Quando l’abito religioso non aiuta il cervello
Il caso del Comboniano addottorato sui giornaletti di Topolino
Sulla pagina web dei Missionari Comboniani è comparsa una lettera aperta a Salvini a proposito di immigrati. Se c’era bisogno di avere conferma che i Comboniani non rientrano nel novero dei religiosi cattolici, ma dei propagandisti del mondialismo, questa «
Lettera ai “molti Salvini” di Italia» ce ne dà conferma.

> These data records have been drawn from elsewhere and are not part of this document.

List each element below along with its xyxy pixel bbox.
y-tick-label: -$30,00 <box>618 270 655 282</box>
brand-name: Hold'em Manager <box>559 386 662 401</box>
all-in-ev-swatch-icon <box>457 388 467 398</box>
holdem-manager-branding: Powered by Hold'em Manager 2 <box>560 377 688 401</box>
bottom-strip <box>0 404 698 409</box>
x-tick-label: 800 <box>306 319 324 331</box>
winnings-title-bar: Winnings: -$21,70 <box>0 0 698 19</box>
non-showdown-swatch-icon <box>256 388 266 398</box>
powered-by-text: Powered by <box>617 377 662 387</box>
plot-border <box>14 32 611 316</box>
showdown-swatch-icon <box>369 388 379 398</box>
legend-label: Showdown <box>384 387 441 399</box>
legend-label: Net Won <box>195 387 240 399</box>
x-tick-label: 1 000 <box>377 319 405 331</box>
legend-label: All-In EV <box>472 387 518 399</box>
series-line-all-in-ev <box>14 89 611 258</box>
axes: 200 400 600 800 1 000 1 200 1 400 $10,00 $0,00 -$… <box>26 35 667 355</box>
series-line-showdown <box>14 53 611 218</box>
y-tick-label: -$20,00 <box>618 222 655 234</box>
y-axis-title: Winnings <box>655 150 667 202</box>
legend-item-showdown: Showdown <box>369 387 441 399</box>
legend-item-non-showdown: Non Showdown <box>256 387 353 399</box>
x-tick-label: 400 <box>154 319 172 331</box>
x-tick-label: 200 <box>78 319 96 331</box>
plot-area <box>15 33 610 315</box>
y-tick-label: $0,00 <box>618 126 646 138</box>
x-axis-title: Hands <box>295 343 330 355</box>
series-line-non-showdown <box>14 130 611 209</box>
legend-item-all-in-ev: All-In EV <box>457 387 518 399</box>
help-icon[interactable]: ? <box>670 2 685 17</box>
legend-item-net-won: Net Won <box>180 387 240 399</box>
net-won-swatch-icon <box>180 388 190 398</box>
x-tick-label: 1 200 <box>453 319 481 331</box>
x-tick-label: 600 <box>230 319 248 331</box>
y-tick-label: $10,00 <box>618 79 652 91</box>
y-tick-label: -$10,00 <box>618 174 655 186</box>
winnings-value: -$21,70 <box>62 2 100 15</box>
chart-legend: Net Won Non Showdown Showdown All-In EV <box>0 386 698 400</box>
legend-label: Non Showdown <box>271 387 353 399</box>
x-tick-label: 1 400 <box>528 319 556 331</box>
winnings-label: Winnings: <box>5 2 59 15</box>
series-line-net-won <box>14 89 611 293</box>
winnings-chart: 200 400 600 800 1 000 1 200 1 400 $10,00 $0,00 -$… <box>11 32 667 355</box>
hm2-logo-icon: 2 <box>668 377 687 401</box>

In questa lettera c’è una sorta di “frase chiave”:
«nonostante i muri del razzismo, gli immigrati non se ne andranno e il colore della pelle degli europei cambierà e diventerà sempre più nera».
E’ a partire da questa frase che va letta questa lettera supposta religiosa; perché da essa trasuda il compiacimento per la possibile – certa per l’autore – africanizzazione dell’Europa, realizzata attraverso la semplice sostituzione dei bianchi – che non fanno più figli o che li uccidono nel grembo della madre – con i neri – che di figli ne fanno tanti e che ne fanno sempre arrivare di nuovi dall’Africa -.
Ovviamente, l’autore – un certo padre Teresino Serra (nella foto) – imbraccia come arma questa o quella frase del Vecchio Testamento, esattamente come fa a piacimento e per i suoi fini poco ortodossi padre Bergoglio, che ancora ovviamente è opportunamente citato dal nostro Teresino:
«Il Papa, caro Salvini, è uomo di spiritualità biblica e non farà mai silenzio davanti alle sparate razziste».
Figurarsi… “uomo di spiritualità biblica”… ce ne vuole di fantasia!
Ma l’autore, oltre che cicisbeo, si rivela essere malamente acculturato: infatti sulla “
Storiadell’uomo” fantastica:
«l’uomo è sempre stato un camminante, un migrante, un fuggente dalle guerre, dalla fame e dalla morte. Come succede ora»;
frase che sembra essere tratta pari pari dai giornaletti di Topolino, tanto è gratuita e di pura fantasia!